Giuseppe Serranò scrive della protesta degli agricoltori nella Locride, in relazione a ciò che sta avvenendo in tutta Europa e oltre da circa una settimana.

Giuseppe Serranò

Le proteste cominciate in Germania per poi allargarsi in quasi tutta l’Europa sono arrivate in Italia. Tanti gli agricoltori Calabresi che si sono uniti alla lotta.

Il malcontento viene manifestato anche nella Locride dove gli agricoltori, sulla SS106 tra Ardore e Bovalino hanno formato un presidio permanente per sensibilizzare le comunità.

Diverse sono le ragioni che accomunano le proteste, da quelle contro le politiche Ue a quelle contro il governo nazionale ed anche contro le stesse associazioni dei produttori.

Ad ascoltarli ci si rende conto che la vera questione è il “prezzo equo” del prodotto all’origine per poter coprire i costi di produzione, consentire le buone pratiche della coltivazione e garantire un margine di guadagno che possa far sopravvivere gli agricoltori. Un popolo innamorato della loro terra che vive l’attività agricola non come semplice offerta di cibo ma con passione, difende e salvaguarda il territorio, conserva le millenarie tradizioni. Nessuno di loro chiede favori di stato, tutti rivendicano la dignità del lavoro e un equo compenso.

Nel tempo però i governi nazionali hanno risposto alle richieste degli agricoltori con la concessione di elemosine senza mai affrontare la questione alla radice. Se le aziende producono in perdita qualsiasi politica di sostegno che si limita a semplici aiuti allungherà solamente l’agonia.

Un primo importante passo da fare è quello di intervenire sulla redistribuzione per riequilibrare i profitti. Le aziende producono beni che quando arrivano sugli scaffali del supermercato hanno avuto un ricarico medio del 300% rispetto alla miseria pagata al produttore. Questo succede perché fra l’agricoltore e la grande distribuzione c’è in mezzo una lunga filiera (intermediario, grossista) che fa lievitare i prezzi.

Altro necessario intervento è quello sulla lotta alla concorrenza sleale delle multinazionali che commercializzano prodotti che provengono da fuori.

Le nostre aziende sono tenute a garantire standard qualitativi del prodotto e per farlo devono, giustamente, mettere in atto tipi di coltivazione che proteggano la salute dei consumatori ma che, inevitabilmente, hanno costi maggiori.

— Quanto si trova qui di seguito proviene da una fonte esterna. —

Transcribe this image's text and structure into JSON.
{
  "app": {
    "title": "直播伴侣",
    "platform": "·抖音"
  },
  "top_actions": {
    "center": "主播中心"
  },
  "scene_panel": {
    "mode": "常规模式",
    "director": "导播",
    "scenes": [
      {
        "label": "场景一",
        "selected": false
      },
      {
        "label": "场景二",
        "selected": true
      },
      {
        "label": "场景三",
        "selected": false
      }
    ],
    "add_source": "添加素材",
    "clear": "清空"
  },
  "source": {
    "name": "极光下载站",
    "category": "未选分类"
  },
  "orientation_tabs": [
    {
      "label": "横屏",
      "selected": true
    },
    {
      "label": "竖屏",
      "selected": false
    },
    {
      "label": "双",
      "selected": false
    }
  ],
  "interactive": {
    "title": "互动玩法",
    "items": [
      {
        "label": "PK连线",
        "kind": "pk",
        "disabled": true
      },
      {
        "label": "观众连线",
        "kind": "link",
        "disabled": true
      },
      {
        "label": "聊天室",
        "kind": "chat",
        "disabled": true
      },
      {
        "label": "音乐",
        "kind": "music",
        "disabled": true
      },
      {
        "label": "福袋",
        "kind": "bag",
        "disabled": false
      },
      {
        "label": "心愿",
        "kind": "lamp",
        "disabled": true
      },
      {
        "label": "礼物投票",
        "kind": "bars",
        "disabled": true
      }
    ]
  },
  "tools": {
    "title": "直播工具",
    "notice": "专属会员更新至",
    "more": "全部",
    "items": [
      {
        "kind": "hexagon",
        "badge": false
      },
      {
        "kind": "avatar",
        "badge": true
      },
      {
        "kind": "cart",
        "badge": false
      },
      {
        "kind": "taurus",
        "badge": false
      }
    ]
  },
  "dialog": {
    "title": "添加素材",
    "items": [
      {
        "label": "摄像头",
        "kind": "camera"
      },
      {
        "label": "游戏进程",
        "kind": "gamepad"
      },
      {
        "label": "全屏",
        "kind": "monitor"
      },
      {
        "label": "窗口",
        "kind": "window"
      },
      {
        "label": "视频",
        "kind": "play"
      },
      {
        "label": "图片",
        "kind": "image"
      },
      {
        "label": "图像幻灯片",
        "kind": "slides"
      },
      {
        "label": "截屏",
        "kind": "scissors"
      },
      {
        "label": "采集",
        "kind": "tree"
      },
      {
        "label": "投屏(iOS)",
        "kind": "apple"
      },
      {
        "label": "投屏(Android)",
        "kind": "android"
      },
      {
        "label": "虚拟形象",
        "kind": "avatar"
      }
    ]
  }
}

I Governi però consentono che i prodotti arrivino a prezzi stracciati da Paesi extra europei dove è consentito usare pesticidi e altri prodotti chimici vietati in Italia. E’ pratica usuale (e legale), quella di importare, attraverso la cosiddetta triangolazione, il prodotto dall’estero per poi lavorarlo in Europa, anche in Italia, e metterlo sul mercato senza alcun obbligo di etichettatura che certifichi la reale provenienza e garantisca il consumatore.

Un esempio? Tutti noi compriamo la pasta lavorata nei pastifici italiani che importano il grano dal Canada dove, per essiccare la pianta e accelerare la maturazione, usano uno dei più potenti diserbanti in commercio ma non sono obbligati a indicarne la provenienza del grano sulla confezione.

E la politica?

La politica rimane lontana, litiga, grida e continua a strumentalizzare le proteste in corso invece di mettere in campo tutte le competenze migliori, gente che conosce il settore, per trovare soluzioni praticabili.

Gli agricoltori, pur essendo attori principali di un settore essenziale per l’approvvigionamento di cibo sono abbandonati anche da chi li dovrebbe rappresentare e non lo fa, le loro stesse associazioni.

Comprendere le ragioni del conflitto è dovere di tutti, stare accanto agli agricoltori non vuol dire solamente tutelare i loro legittimi interessi ma proteggere la salute di noialtri consumatori.